A new study shows that people (homo sapiens) and their Neanderthal cousins have a lot more in common than we’d like to believe. But even counting the 99.84 percent genetic matching, Israeli and European scientists recently reported that there’s a cellular equivalent of an “on”/”off” switch that determines whether DNA is activated or not.
Four years ago, scientists showed that Neanderthals and present-day humans differ in genetic makeup by just a fraction of a percent. Now, the Hebrew University researchers, together with colleagues in Germany and Spain, are reporting that they found that certain genes were turned “off” in Neanderthals that are “on” in humans and vice versa.
In their article published in Science, Dr. Liran Carmel, Prof. Eran Meshorer and David Gokhman of the Alexander Silberman Institute of Life sciences at the Hebrew University, along with scientists from Germany and Spain, have reconstructed, for the first time, the epigenome of the Neanderthal and the Denisovan. Then, by comparing this ancient epigenome with that of modern humans, they identified genes whose activity had changed only in our own species during our most recent evolution.
They showed that chemical modifications to the DNA can efficiently turn genes on and off without changing the sequence.
Among those genetic pattern changes, many are expressed in brain development. Numerous changes were also observed in the immune and cardiovascular systems, whereas the digestive system remained relatively unchanged.

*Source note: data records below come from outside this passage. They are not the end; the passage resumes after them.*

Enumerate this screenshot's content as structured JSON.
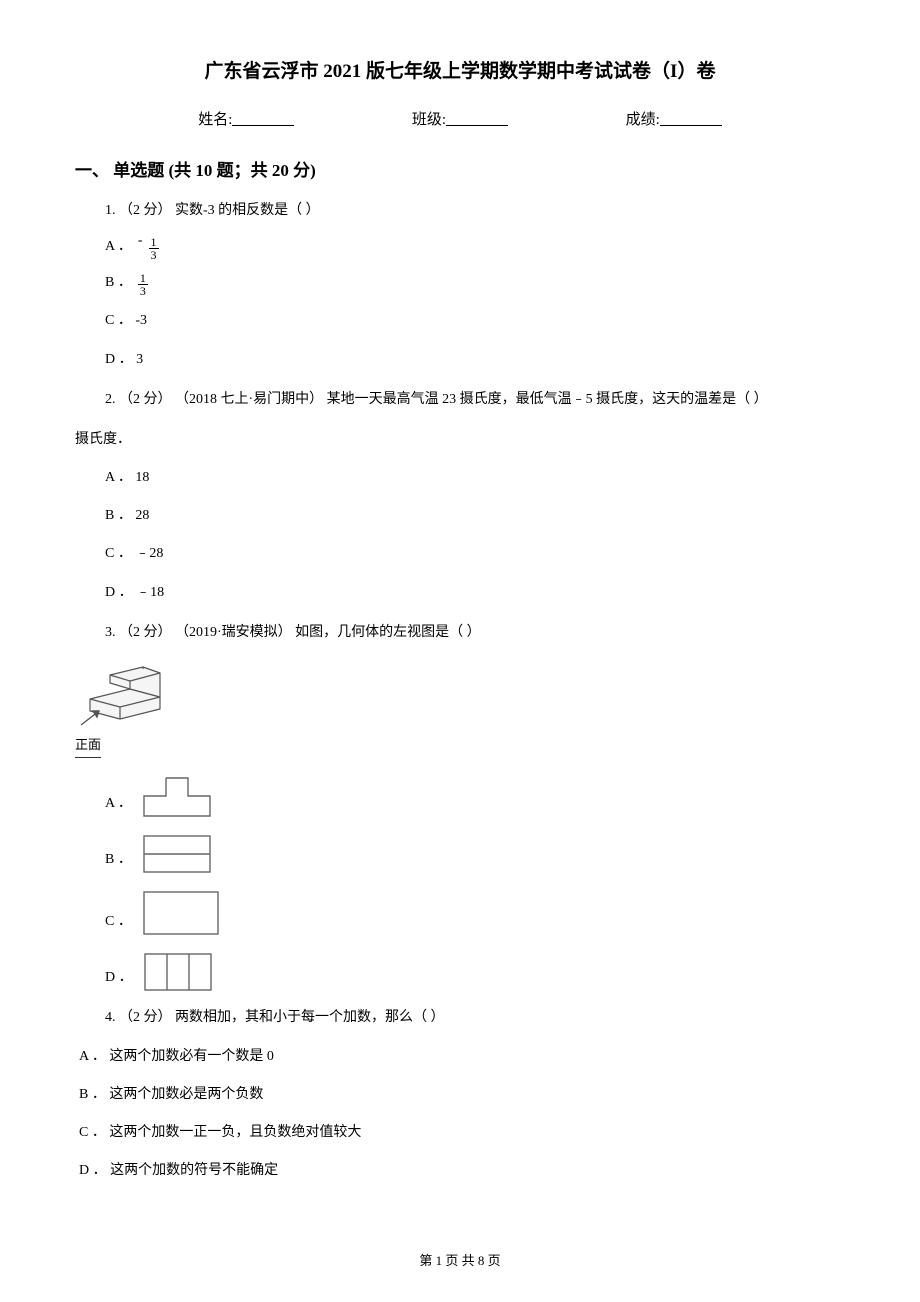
{
  "title": "广东省云浮市 2021 版七年级上学期数学期中考试试卷（I）卷",
  "info": {
    "name_label": "姓名:",
    "class_label": "班级:",
    "score_label": "成绩:"
  },
  "section1": {
    "heading": "一、 单选题 (共 10 题；共 20 分)"
  },
  "q1": {
    "stem": "1.  （2 分） 实数-3 的相反数是（    ）",
    "a_label": "A ．",
    "a_neg": "-",
    "a_num": "1",
    "a_den": "3",
    "b_label": "B ．",
    "b_num": "1",
    "b_den": "3",
    "c": "C ． -3",
    "d": "D ． 3"
  },
  "q2": {
    "stem_line1": "2.  （2 分） （2018 七上·易门期中） 某地一天最高气温 23 摄氏度，最低气温﹣5 摄氏度，这天的温差是（    ）",
    "stem_line2": "摄氏度．",
    "a": "A ． 18",
    "b": "B ． 28",
    "c": "C ． ﹣28",
    "d": "D ． ﹣18"
  },
  "q3": {
    "stem": "3.  （2 分） （2019·瑞安模拟） 如图，几何体的左视图是（    ）",
    "front_label": "正面",
    "a_label": "A ．",
    "b_label": "B ．",
    "c_label": "C ．",
    "d_label": "D ．"
  },
  "q4": {
    "stem": "4.  （2 分） 两数相加，其和小于每一个加数，那么（    ）",
    "a": "A ． 这两个加数必有一个数是 0",
    "b": "B ． 这两个加数必是两个负数",
    "c": "C ． 这两个加数一正一负，且负数绝对值较大",
    "d": "D ． 这两个加数的符号不能确定"
  },
  "footer": {
    "text": "第 1 页 共 8 页"
  }
}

On the negative side, the researchers found that many of the genes whose activity is unique to modern humans are linked to diseases like Alzheimer’s disease, autism and schizophrenia, suggesting that these recent changes in our brain may underlie some of the psychiatric disorders that are so common in humans today.
By reconstructing how genes were regulated in the Neanderthal and the Denisovan, the researchers provide the first insight into the evolution of gene regulation along the human lineage and open a window to a new field that allows the studying of gene regulation in species that went extinct hundreds of thousands of years ago.